Mercoledì 17 Aprile 2024

L'identità delle coop

C'è stato, per così dire, un salto di qualità. E non sembra che quello compiuto dalla Lega delle cooperative sia un balzo in avanti. Se oggi chi aderisce al variegato mondo cooperativo può godere di vantaggi fiscali, è in memoria dei tempi andati. Tempi lontani, in effetti. Tutto comincia a metà Ottocento col patrocinio di Giuseppe Mazzini e Andrea Costa, che nella cooperazione videro un strumento di liberazione del ceto operaio al pari del sindacato e del partito, socialista prima e comunista poi. Gli echi di quello spirito guidano la penna dei padri costituenti, che all’articolo 45 scrivono: «La Repubblica riconosce la funzione sociale della cooperazione a carattere di mutualità e senza fini di speculazione privata». E’ uno dei tanti passaggi della Costituzione in cui la poesia della parola scritta si trasforma in prosa nella pratica quotidiana. A Legacoop aderiscono colossi economici di caratura internazionale, e il tentativo di scalata a Bnl ai tempi di Giovanni Consorte ci ricorda quanto la logica della «speculazione privata» ne abbia ormai permeato i ranghi. Un tempo, era il partito ad esercitare una funzione di controllo. Ma quel partito non c’è più: ha perso sia l’identità, sia la forza, Non guida, dunque, ma segue.

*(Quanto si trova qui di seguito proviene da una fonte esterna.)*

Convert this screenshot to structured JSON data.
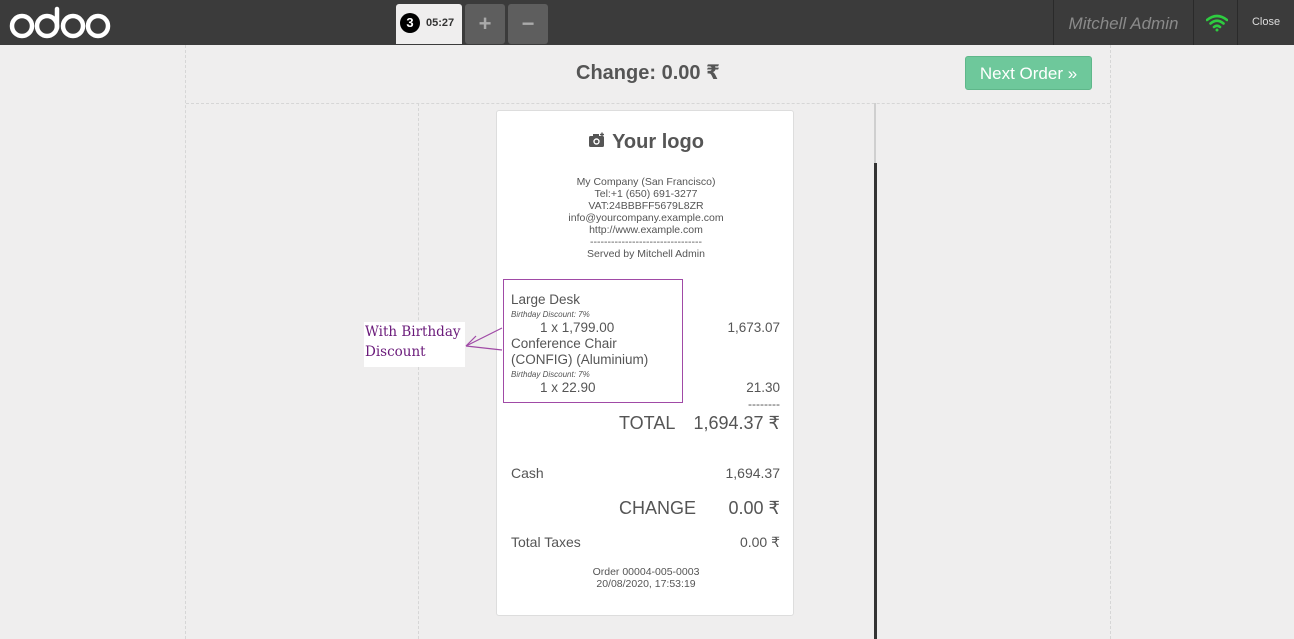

Segue gli interessi. Perciò, se prima il Pci-Pds-Ds riservava alle coop una quota di affari in cambio di finanziamenti, ora le coop gli affari se li devono cercare anche sul mercato. E a causa delle nuove norme non finanziano più direttamente il partito bensì le fondazioni private dei suoi leader. Che oltre ai soldi incassano voti di preferenza e consensi alle primarie: quelli degli iscritti alle tante, spesso meritorie, cooperative sociali. Dal ‘sistema Sesto’ di Penati, ai lavori per l’Alta velocità, al Mose, agli affari con il clan dei Casalesi, agli appalti truccati nel brindisino, alle polemiche sul Centro di prima accoglienza degli immigrati a Lampedusa, non c’è scandalo nazionale dove non figuri il nome di un uomo coop. Ma in principio si trattava di rapporti di potere. Come l’imprenditore privato che vuole costruire un villaggio turistico in Sicilia unge i politici locali e stringe accordi con uomini legati alla mafia, così si sono comportati diversi cooperanti. Si sono, cioè, adeguati al sistema. Il salto di qualità è già compiuto. All’indietro, evidentemente. Ma un salto nel salto è rappresentato dall’ingresso in Legacoop di personaggi che un tempo sarebbero rimasti nel limbo riservato agli interlocutori occasionali. Ad esempio Salvatore Buzzi, protagonista dello scandalo Mafia Capitale. Precedenti per truffa e omicidio, fondatore di una cooperativa di ex detenuti e da lì divenuto membro, a Bologna, del consiglio di sorveglianza del Consorzio nazionale servizi (Cns). «Ti presento il capo delle cooperative rosse di Roma», disse Alemanno a Berlusconi mentre Buzzi gli tendeva la mano. «In Cns sono riverito», ha detto Buzzi in un’intercettazione. E l’incarico di sorvegliante che gli è stato affidato dimostra che non ha detto il falso. Ora, pur evitando facili moralismi, è chiaro che la parola «valori» esibita da Legacoop sul proprio sito s’è persa. Si è persa perché si è persa l’identità di un’associazione di lavoratori nata per nobili ideali, ma cresciuta male. La base, ancora popolata di persone che ci credono, è sconcertata. E non se ne esce costituendosi parte civile nel processo capitolino. Se ne esce affrontando la realtà. La realtà di un’associazione di imprese perfettamente calata nella logica capitalista. Urge metter mano, se non alla Costituzione, almeno allo statuto.